Quant aux opérateurs du secteur privé, sans pour autant exprimer des réserves sur ces priorités, ils estiment qu’une croissance de 5% dans le contexte actuel est difficilement réalisable, vu les nombreux défis auxquels l’économie du pays est confrontée. Avec notamment plusieurs secteurs dont les taux de croissance ont été révisés à la baisse ou sont carrément négatifs. À l’instar de l’industrie du bâtiment qui a connu une croissance négative ces cinq dernières années. D’où la démarche du Chief Executive Officer de Business Mauritius, Raj Makoond, d’apporter un certain nombre de propositions sur la table de ces consultations.
Pour relancer ce secteur afin qu’il renoue avec la croissance et soit en même temps générateur d’emplois. «Il y a des lourdeurs administratives à enlever pour donner plus d’agilité à ce secteur qui peut potentiellement doper la croissance», dit-il.
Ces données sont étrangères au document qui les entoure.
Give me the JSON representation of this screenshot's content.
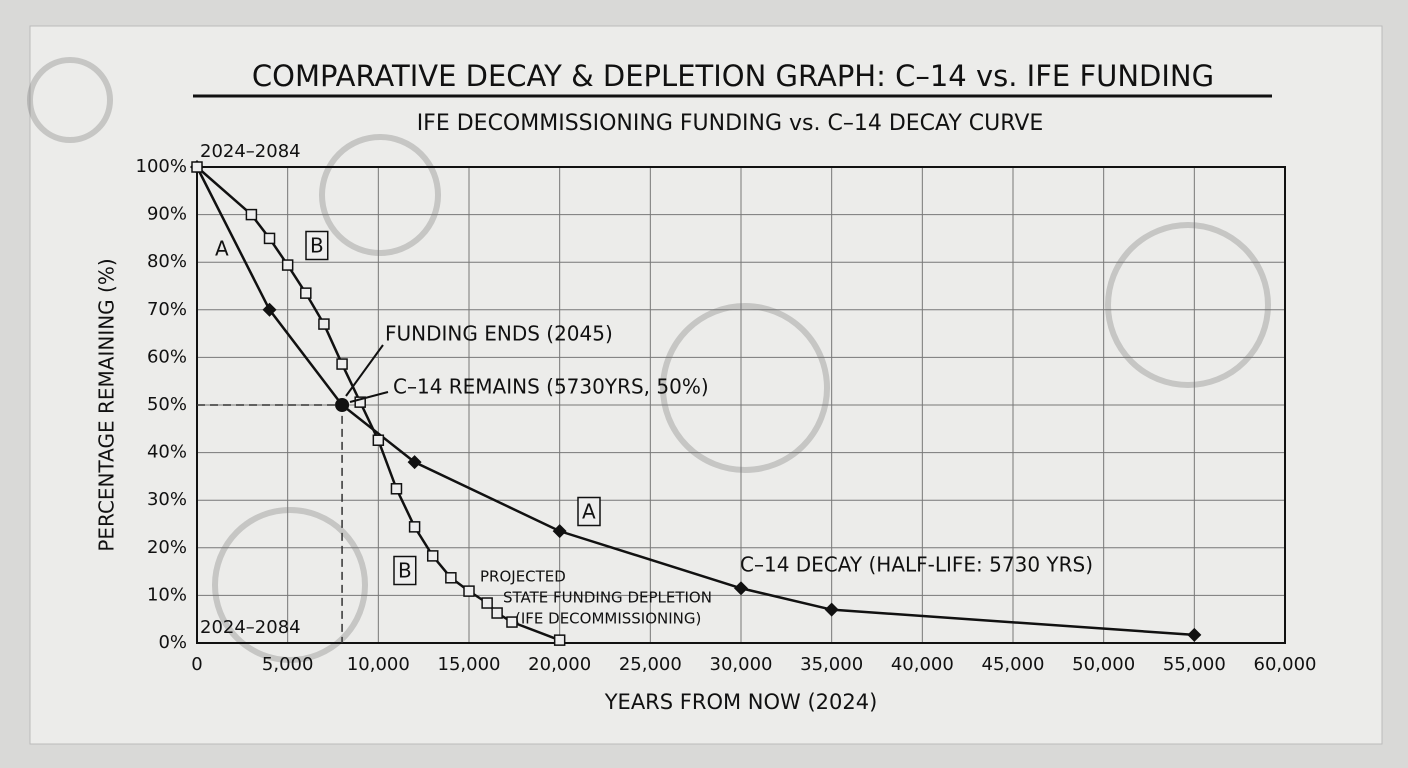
{
  "chart_data": {
    "type": "line",
    "title": "COMPARATIVE DECAY & DEPLETION GRAPH: C–14 vs. IFE FUNDING",
    "subtitle": "IFE DECOMMISSIONING FUNDING vs. C–14 DECAY CURVE",
    "x_label": "YEARS FROM NOW (2024)",
    "y_label": "PERCENTAGE REMAINING (%)",
    "xlim": [
      0,
      60000
    ],
    "ylim": [
      0,
      100
    ],
    "xticks": [
      0,
      {
        "value": 5000,
        "label": "5,000"
      },
      {
        "value": 10000,
        "label": "10,000"
      },
      {
        "value": 15000,
        "label": "15,000"
      },
      {
        "value": 20000,
        "label": "20,000"
      },
      {
        "value": 25000,
        "label": "25,000"
      },
      {
        "value": 30000,
        "label": "30,000"
      },
      {
        "value": 35000,
        "label": "35,000"
      },
      {
        "value": 40000,
        "label": "40,000"
      },
      {
        "value": 45000,
        "label": "45,000"
      },
      {
        "value": 50000,
        "label": "50,000"
      },
      {
        "value": 55000,
        "label": "55,000"
      },
      {
        "value": 60000,
        "label": "60,000"
      }
    ],
    "yticks": [
      {
        "value": 0,
        "label": "0%"
      },
      {
        "value": 10,
        "label": "10%"
      },
      {
        "value": 20,
        "label": "20%"
      },
      {
        "value": 30,
        "label": "30%"
      },
      {
        "value": 40,
        "label": "40%"
      },
      {
        "value": 50,
        "label": "50%"
      },
      {
        "value": 60,
        "label": "60%"
      },
      {
        "value": 70,
        "label": "70%"
      },
      {
        "value": 80,
        "label": "80%"
      },
      {
        "value": 90,
        "label": "90%"
      },
      {
        "value": 100,
        "label": "100%"
      }
    ],
    "grid": true,
    "series": [
      {
        "color": "#111111",
        "marker": "diamond",
        "x": [
          0,
          4000,
          8000,
          12000,
          20000,
          30000,
          35000,
          55000
        ],
        "values": [
          100,
          70,
          50,
          38,
          23.5,
          11.5,
          7,
          1.7
        ]
      },
      {
        "color": "#111111",
        "marker": "square",
        "x": [
          0,
          3000,
          4000,
          5000,
          6000,
          7000,
          8000,
          9000,
          10000,
          11000,
          12000,
          13000,
          14000,
          15000,
          16000,
          16550,
          17370,
          20000
        ],
        "values": [
          100,
          90,
          85,
          79.4,
          73.5,
          67,
          58.6,
          50.6,
          42.6,
          32.4,
          24.4,
          18.3,
          13.7,
          10.9,
          8.4,
          6.3,
          4.4,
          0.6
        ]
      }
    ],
    "annotations": [
      "2024–2084",
      "2024–2084",
      "A",
      "B",
      "A",
      "B",
      "FUNDING ENDS (2045)",
      "C–14 REMAINS (5730YRS, 50%)",
      "C–14 DECAY (HALF-LIFE: 5730 YRS)",
      "PROJECTED",
      "STATE FUNDING DEPLETION",
      "(IFE DECOMMISSIONING)"
    ]
  }
}
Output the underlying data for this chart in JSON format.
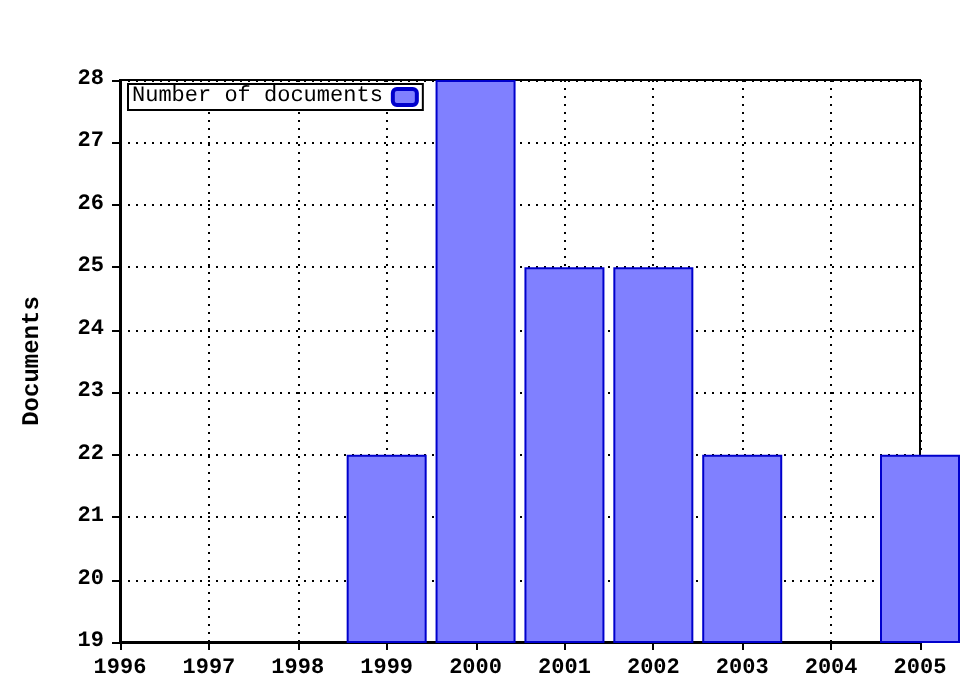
{
  "chart_data": {
    "type": "bar",
    "ylabel": "Documents",
    "x": [
      1999,
      2000,
      2001,
      2002,
      2003,
      2005
    ],
    "series": [
      {
        "name": "Number of documents",
        "color": "#8080ff",
        "values": [
          22,
          28,
          25,
          25,
          22,
          22
        ]
      }
    ],
    "xlim": [
      1996,
      2005
    ],
    "xticks": [
      1996,
      1997,
      1998,
      1999,
      2000,
      2001,
      2002,
      2003,
      2004,
      2005
    ],
    "ylim": [
      19,
      28
    ],
    "yticks": [
      19,
      20,
      21,
      22,
      23,
      24,
      25,
      26,
      27,
      28
    ],
    "grid": true,
    "legend": "top left"
  }
}
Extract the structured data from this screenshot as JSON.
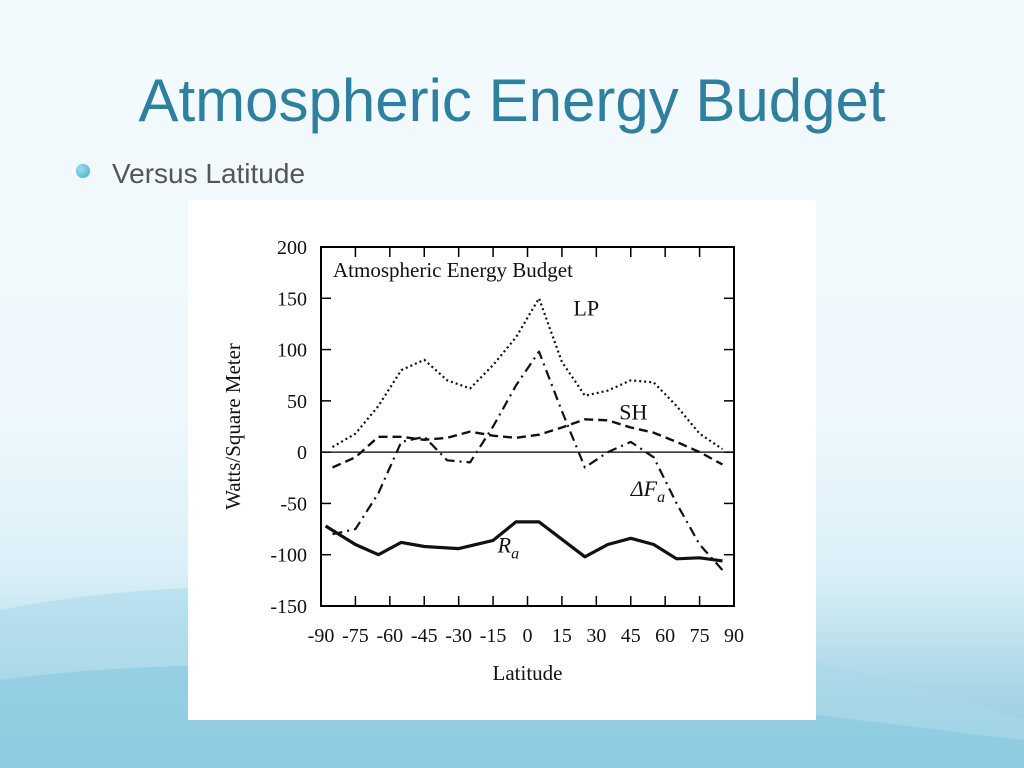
{
  "slide": {
    "title": "Atmospheric Energy Budget",
    "bullet": "Versus Latitude",
    "title_color": "#2f7f9e"
  },
  "chart_data": {
    "type": "line",
    "title": "Atmospheric Energy Budget",
    "xlabel": "Latitude",
    "ylabel": "Watts/Square Meter",
    "xlim": [
      -90,
      90
    ],
    "ylim": [
      -150,
      200
    ],
    "xticks": [
      "-90",
      "-75",
      "-60",
      "-45",
      "-30",
      "-15",
      "0",
      "15",
      "30",
      "45",
      "60",
      "75",
      "90"
    ],
    "yticks": [
      "200",
      "150",
      "100",
      "50",
      "0",
      "-50",
      "-100",
      "-150"
    ],
    "grid": false,
    "legend": "inline labels",
    "series": [
      {
        "name": "LP",
        "style": "dotted",
        "points": [
          [
            -85,
            5
          ],
          [
            -75,
            18
          ],
          [
            -65,
            45
          ],
          [
            -55,
            80
          ],
          [
            -45,
            90
          ],
          [
            -35,
            70
          ],
          [
            -25,
            62
          ],
          [
            -15,
            85
          ],
          [
            -5,
            112
          ],
          [
            5,
            150
          ],
          [
            15,
            88
          ],
          [
            25,
            55
          ],
          [
            35,
            60
          ],
          [
            45,
            70
          ],
          [
            55,
            68
          ],
          [
            65,
            45
          ],
          [
            75,
            18
          ],
          [
            85,
            3
          ]
        ]
      },
      {
        "name": "SH",
        "style": "dashed",
        "points": [
          [
            -85,
            -15
          ],
          [
            -75,
            -5
          ],
          [
            -65,
            15
          ],
          [
            -55,
            15
          ],
          [
            -45,
            12
          ],
          [
            -35,
            14
          ],
          [
            -25,
            20
          ],
          [
            -15,
            16
          ],
          [
            -5,
            14
          ],
          [
            5,
            17
          ],
          [
            15,
            24
          ],
          [
            25,
            32
          ],
          [
            35,
            31
          ],
          [
            45,
            24
          ],
          [
            55,
            19
          ],
          [
            65,
            10
          ],
          [
            75,
            0
          ],
          [
            85,
            -12
          ]
        ]
      },
      {
        "name": "ΔFa",
        "label_main": "ΔF",
        "label_sub": "a",
        "style": "dash-dot",
        "points": [
          [
            -85,
            -80
          ],
          [
            -75,
            -75
          ],
          [
            -65,
            -40
          ],
          [
            -55,
            10
          ],
          [
            -45,
            15
          ],
          [
            -35,
            -8
          ],
          [
            -25,
            -10
          ],
          [
            -15,
            25
          ],
          [
            -5,
            65
          ],
          [
            5,
            98
          ],
          [
            15,
            40
          ],
          [
            25,
            -15
          ],
          [
            35,
            0
          ],
          [
            45,
            10
          ],
          [
            55,
            -5
          ],
          [
            65,
            -50
          ],
          [
            75,
            -90
          ],
          [
            85,
            -115
          ]
        ]
      },
      {
        "name": "Ra",
        "label_main": "R",
        "label_sub": "a",
        "style": "solid-thick",
        "points": [
          [
            -88,
            -72
          ],
          [
            -75,
            -90
          ],
          [
            -65,
            -100
          ],
          [
            -55,
            -88
          ],
          [
            -45,
            -92
          ],
          [
            -30,
            -94
          ],
          [
            -15,
            -86
          ],
          [
            -5,
            -68
          ],
          [
            5,
            -68
          ],
          [
            15,
            -85
          ],
          [
            25,
            -102
          ],
          [
            35,
            -90
          ],
          [
            45,
            -84
          ],
          [
            55,
            -90
          ],
          [
            65,
            -104
          ],
          [
            75,
            -103
          ],
          [
            85,
            -106
          ]
        ]
      }
    ]
  }
}
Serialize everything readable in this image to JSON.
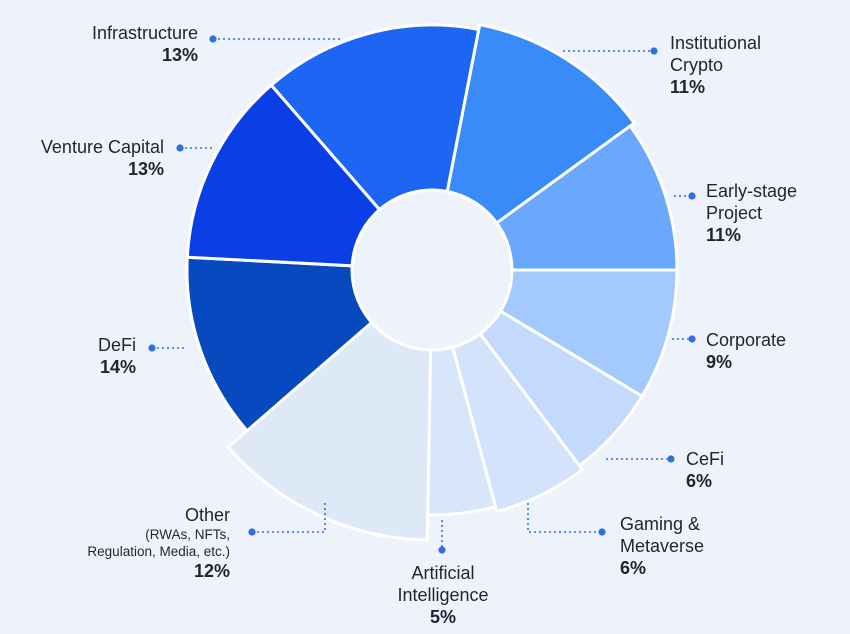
{
  "chart_data": {
    "type": "pie",
    "variant": "polar-area-donut",
    "segments": [
      {
        "label": "Institutional Crypto",
        "value": 11,
        "value_label": "11%",
        "color": "#3a8bfa"
      },
      {
        "label": "Early-stage Project",
        "value": 11,
        "value_label": "11%",
        "color": "#6aa8fb"
      },
      {
        "label": "Corporate",
        "value": 9,
        "value_label": "9%",
        "color": "#a4c9fd"
      },
      {
        "label": "CeFi",
        "value": 6,
        "value_label": "6%",
        "color": "#c3dafd"
      },
      {
        "label": "Gaming & Metaverse",
        "value": 6,
        "value_label": "6%",
        "color": "#d2e3fb"
      },
      {
        "label": "Artificial Intelligence",
        "value": 5,
        "value_label": "5%",
        "color": "#d8e6fa"
      },
      {
        "label": "Other",
        "sublabel": "(RWAs, NFTs, Regulation, Media, etc.)",
        "value": 12,
        "value_label": "12%",
        "color": "#dee9f8"
      },
      {
        "label": "DeFi",
        "value": 14,
        "value_label": "14%",
        "color": "#074abf"
      },
      {
        "label": "Venture Capital",
        "value": 13,
        "value_label": "13%",
        "color": "#0b3fe6"
      },
      {
        "label": "Infrastructure",
        "value": 13,
        "value_label": "13%",
        "color": "#1d66f3"
      }
    ]
  },
  "labels": {
    "infrastructure": {
      "name": "Infrastructure",
      "pct": "13%"
    },
    "venture": {
      "name": "Venture Capital",
      "pct": "13%"
    },
    "defi": {
      "name": "DeFi",
      "pct": "14%"
    },
    "other": {
      "name": "Other",
      "sub1": "(RWAs, NFTs,",
      "sub2": "Regulation, Media, etc.)",
      "pct": "12%"
    },
    "ai": {
      "name1": "Artificial",
      "name2": "Intelligence",
      "pct": "5%"
    },
    "gaming": {
      "name1": "Gaming &",
      "name2": "Metaverse",
      "pct": "6%"
    },
    "cefi": {
      "name": "CeFi",
      "pct": "6%"
    },
    "corporate": {
      "name": "Corporate",
      "pct": "9%"
    },
    "early": {
      "name1": "Early-stage",
      "name2": "Project",
      "pct": "11%"
    },
    "institutional": {
      "name1": "Institutional",
      "name2": "Crypto",
      "pct": "11%"
    }
  },
  "colors": {
    "leader": "#2f6fe0",
    "background": "#eef3fb",
    "hole": "#eef3fb"
  }
}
Et d’ajouter que le nouveau ministre des Finances a de la bonne volonté pour donner à ce secteur les moyens d’atteindre ses ambitions.
Azim Currimjee, le président de la Mauritius Chamber of Commerce & Industry, estime que le gouvernement peut s’appuyer sur l’outil fiscal et monétaire pour booster l’économie du pays. Ainsi, il pense que sur le plan monétaire, avec une inflation qui était négative en février dernier, la Banque de Maurice devrait baisser le Repo Rate de 100 points de base afin de relancer les investissements. Quant à l’outil fiscal, il est persuadé que «ce n’est pas le moment d’avoir un Budget d’austérité pour réduire la dette publique. L’objectif à court terme étant de retrouver d’abord un taux de croissance raisonnable, soit de 4%».
Quoi qu’il en soit, le Premier ministre n’a fait qu’écouter les propositions du secteur privé. Dans les jours à venir, il sera appelé à donner son arbitrage sur certaines mesures et rejeter d’autres en attendant le Jour J pour découvrir sa philosophie.